Je gardai le silence. Il valait mieux être froide que méchante. Ma mère, elle, avait exécrablement assemblé les deux. Dans ma chambre dont la porte avait brutalement claqué, je me couchai sur le dos, les mains croisées sur le ventre. Les yeux au plafond, j’observais le néant. Vide. Un vide comme celui que prévoyait mon destin. Un vide sentimental, émotionnel et non matériel.
Dans ma famille, les études, l’avenir et les finances étaient les points les plus importants. Ma vie était déjà toute tracée, je ferais des études de droit, ou peut-être scientifiques … une évidence. Mon frère qui éprouvait une passion pour la musique, se retrouvait lancé dans des études d’architecture, car selon ma mère l’art n’était pas un métier sûr. Qui était-elle donc pour empêcher ses propres enfants de s’épanouir dans leur talent.

Elle nous construisait un futur, son futur, pas le nôtre.

Mon père m’appela pour aller dîner.
Le colis séjournait toujours au salon, j’avais oublié de leur en parler :

- Le facteur a déposé un colis à notre adresse, dis-je, je l’ai mis sur la table basse.

Ma mère se leva en disant qu’elle n’avait rien commandé, elle regarda l’adresse sur l’étiquette, et dit :

- Ils sont trompés de numéro, c’est aux voisins. Incompétents ! Nous ne sommes que deux maisons dans la rue !

Elle revint s’asseoir et continua :

- Nous irons le leur déposer demain, on ne va pas les déranger aux heures de repas.

En haut, je ne lus pas pour m’endormir. Je songeais bien trop au colis, j’espérais voir Sarah ou sa mère.
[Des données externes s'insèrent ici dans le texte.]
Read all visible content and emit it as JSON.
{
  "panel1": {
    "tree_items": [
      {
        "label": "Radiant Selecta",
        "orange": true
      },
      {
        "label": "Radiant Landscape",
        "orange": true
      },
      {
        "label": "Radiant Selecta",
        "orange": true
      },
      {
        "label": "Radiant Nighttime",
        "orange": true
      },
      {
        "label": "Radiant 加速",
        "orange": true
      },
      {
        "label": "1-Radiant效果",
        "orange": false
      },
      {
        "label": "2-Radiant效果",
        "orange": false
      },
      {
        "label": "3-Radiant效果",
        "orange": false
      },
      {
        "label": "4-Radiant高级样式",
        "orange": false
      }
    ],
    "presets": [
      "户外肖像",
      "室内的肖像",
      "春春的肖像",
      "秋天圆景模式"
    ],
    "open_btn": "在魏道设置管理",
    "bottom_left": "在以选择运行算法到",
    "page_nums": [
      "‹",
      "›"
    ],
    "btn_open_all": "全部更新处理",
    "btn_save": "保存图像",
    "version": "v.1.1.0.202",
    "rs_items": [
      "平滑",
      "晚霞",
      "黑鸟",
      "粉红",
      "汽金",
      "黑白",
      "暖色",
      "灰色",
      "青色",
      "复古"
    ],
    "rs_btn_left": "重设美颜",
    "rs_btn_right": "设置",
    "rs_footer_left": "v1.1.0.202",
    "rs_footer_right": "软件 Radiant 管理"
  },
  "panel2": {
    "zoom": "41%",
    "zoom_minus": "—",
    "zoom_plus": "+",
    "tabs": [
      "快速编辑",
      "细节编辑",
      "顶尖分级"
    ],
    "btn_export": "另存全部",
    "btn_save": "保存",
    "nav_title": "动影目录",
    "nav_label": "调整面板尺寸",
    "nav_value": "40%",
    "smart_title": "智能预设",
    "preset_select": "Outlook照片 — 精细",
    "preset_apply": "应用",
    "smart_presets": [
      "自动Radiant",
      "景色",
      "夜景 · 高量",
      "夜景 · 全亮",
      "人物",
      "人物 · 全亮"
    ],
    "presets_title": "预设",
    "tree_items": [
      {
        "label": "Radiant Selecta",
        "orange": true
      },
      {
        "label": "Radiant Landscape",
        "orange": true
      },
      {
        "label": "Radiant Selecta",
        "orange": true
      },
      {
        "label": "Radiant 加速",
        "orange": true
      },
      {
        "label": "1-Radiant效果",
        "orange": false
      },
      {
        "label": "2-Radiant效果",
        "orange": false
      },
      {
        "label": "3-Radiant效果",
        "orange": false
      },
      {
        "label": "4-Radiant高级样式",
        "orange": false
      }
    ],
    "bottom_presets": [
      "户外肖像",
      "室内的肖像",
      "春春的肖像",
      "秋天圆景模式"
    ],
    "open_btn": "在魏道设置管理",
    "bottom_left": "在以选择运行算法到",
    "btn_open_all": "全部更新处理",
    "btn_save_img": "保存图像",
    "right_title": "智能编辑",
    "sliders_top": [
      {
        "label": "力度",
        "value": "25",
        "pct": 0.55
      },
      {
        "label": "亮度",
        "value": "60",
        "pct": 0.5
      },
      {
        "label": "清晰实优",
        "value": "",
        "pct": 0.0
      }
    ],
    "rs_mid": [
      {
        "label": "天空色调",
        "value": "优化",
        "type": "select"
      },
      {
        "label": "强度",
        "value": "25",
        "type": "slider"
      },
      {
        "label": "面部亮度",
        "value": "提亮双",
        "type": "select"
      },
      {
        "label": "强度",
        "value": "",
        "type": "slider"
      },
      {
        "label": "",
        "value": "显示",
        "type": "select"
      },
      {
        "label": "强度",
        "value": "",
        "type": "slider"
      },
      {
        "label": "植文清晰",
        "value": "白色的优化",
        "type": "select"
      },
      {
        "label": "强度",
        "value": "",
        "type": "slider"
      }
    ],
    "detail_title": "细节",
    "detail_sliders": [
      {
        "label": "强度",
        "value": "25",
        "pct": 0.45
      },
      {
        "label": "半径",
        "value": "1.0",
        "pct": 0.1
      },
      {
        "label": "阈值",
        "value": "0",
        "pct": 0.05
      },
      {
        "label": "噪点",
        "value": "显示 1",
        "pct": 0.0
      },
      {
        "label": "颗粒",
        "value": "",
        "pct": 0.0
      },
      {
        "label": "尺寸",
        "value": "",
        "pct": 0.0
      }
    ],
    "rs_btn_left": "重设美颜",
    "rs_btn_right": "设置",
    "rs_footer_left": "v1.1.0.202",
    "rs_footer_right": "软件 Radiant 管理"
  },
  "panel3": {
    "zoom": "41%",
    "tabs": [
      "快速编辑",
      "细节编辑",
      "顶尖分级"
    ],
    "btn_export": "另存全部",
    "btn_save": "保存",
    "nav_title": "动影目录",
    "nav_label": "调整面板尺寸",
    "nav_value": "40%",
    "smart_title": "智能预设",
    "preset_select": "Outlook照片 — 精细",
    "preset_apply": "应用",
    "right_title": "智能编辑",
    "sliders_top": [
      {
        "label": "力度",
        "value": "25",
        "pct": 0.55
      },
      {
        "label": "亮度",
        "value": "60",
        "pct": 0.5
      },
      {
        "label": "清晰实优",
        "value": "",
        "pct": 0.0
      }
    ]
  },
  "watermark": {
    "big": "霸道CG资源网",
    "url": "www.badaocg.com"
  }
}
En fermant les yeux, je revoyais l’arc à flèche.
Le lendemain, ma mère se rendit à sa première journée de travail, la raison de notre déménagement.
Moi, je passai presque toute la journée au salon, là où je pouvais observer la maison d’à côté. Et toutes les semaines qui suivirent furent identiques. Chaque matin je m’installais derrière la fenêtre et espérais entrevoir une jeune femme à travers la pluie battante.
Enfin, ma patience porta à sa fin. Un homme sortit de chez lui et prit le colis qui croupissait sur le seuil de sa bicoque depuis si longtemps que les intempéries devaient être venues à bout des lettres de Sarah. Aucune femme ne se montra, ni la fille ni la mère.
La rentrée approchait à grands pas et moi j’avançais sans aucun but. Cette ville maussade me rongeait. Les jours étaient tristes et mélancoliques, les heures lentes et monotones.
L’espoir d’apercevoir Sarah ou sa mère s’éteignit. Je devais passer à autre chose et me préparer au nouveau lycée dans lequel je rentrerais le lendemain, après cet été platonique.